3.1. In Artikel 2 der Verordnung (EWG) Nr. 815/84 werden verschiedene Angaben aufgeführt, die in den Programmen enthalten sein müssen, insbesondere die Anzahl und der Ort der Zentren sowie die Art der Finanzierung und die Verwirklichungsdauer der einzelnen Zentren. In den beiden im Jahre 1984 der Kommission von dem Mitgliedstaat vorgelegten Programmen jeweils für die Berufsbildungs- bzw. die Rehabilitationszentren wurden diese Forderungen jedoch kaum eingehalten.

3.2. Für die Berufsbildungszentren bestand das Programm im wesentlichen in einer voraussichtlichen Aufteilung der Beihilfe auf 14 begünstigte Einrichtungen mit Gesamtangaben über die vorgesehenen Maßnahmen (Kosten, Durchführungsdauer, Tätigkeitsgebiet usw.) in den einzelnen Einrichtungen.

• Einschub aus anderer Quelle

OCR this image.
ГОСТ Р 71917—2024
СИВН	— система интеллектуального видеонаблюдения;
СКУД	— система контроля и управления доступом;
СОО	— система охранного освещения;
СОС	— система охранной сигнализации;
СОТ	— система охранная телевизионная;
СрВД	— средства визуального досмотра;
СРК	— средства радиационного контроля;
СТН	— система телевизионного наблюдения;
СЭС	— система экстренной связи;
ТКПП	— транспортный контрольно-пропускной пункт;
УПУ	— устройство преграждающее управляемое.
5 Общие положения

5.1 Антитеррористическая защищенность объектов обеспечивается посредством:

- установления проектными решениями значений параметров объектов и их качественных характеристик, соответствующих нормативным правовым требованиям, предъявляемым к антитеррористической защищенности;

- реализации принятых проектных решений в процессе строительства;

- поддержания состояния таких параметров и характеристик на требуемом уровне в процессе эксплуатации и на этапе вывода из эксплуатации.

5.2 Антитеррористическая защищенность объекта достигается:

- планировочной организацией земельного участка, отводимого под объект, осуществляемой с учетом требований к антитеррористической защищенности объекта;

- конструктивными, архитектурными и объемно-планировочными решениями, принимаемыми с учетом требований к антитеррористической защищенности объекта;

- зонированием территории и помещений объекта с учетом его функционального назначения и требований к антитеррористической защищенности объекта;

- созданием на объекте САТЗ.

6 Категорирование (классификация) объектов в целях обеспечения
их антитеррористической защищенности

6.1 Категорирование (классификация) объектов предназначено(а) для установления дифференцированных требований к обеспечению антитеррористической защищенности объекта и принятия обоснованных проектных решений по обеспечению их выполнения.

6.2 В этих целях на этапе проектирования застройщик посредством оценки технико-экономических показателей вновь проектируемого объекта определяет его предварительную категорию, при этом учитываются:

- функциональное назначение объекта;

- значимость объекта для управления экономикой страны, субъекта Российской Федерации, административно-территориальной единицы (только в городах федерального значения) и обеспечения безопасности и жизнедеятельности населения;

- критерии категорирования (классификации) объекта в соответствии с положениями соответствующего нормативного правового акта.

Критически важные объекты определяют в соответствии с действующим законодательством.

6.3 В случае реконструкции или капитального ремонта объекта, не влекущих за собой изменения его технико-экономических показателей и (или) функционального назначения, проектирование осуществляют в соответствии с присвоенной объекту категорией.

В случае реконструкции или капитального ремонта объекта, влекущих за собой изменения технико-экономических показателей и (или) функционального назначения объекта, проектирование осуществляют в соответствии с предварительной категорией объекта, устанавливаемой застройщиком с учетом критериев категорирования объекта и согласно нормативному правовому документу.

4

Es war nicht aufgeführt, ob für jede begünstigte Einrichtung ein oder mehrere Vorhaben beabsichtigt waren, und es wurden keine Angaben über die Finanzierungsquelle für den nicht von der Gemeinschaft gedeckten Teil gemacht. In Wirklichkeit musste in den meisten Fällen der genaue Ort noch bestimmt und die Vorstudien noch durchgeführt werden.

3.3. Für die Rehabilitationszentren war das Programm noch unpräziser. Es bestand im Grunde genommen aus Planungslinien mit Angabe von Interventionsachsen für die Entwicklung einer Gesundheitspolitik zugunsten der geistig und körperlich Kranken und Behinderten, wobei eine ungefähre Aufteilung der Ausgaben nach Art des anzubietenden Dienstes vorgenommen worden war (bestehende Einrichtungen, neue Einrichtungen, Einheiten für Kurzbehandlung usw.). Es wurden also keine einzeln ausgewiesenen Voranschläge für ein Zentrum, einen Begünstigten oder einen Ort gemacht, und es gab nicht einmal genaue Angaben über die Art der vorgesehenen Maßnahmen sowie keinen Hinweis auf die Möglichkeiten der finanziellen Deckung. Eine 1987 überarbeitete Fassung des Dokuments erwies sich als ebensowenig brauchbar.

3.4. Derartige Programme zeugten in Wirklichkeit von grosser Improvisation und ließen das Fehlen jeder genauen Vorbereitung der zu finanzierenden Investitionen erkennen. Im Stadium des Genehmigungsverfahrens für die Finanzhilfe hat sich die Kommission zwar bemüht, Bögen vorzulegen, auf denen so weit wie möglich eine kurze Beschreibung der geplanten Vorhaben gegeben wurde, doch wie weiter unten deutlich wird, konnte eine solche Arbeit nicht unter zufriedenstellenden Bedingungen durchgeführt werden, so daß das Fehlen des verläßlichen Bezugsrahmens, den die Programme bilden sollten, eine der grundlegenden Schwächen der ganzen Maßnahme darstellte.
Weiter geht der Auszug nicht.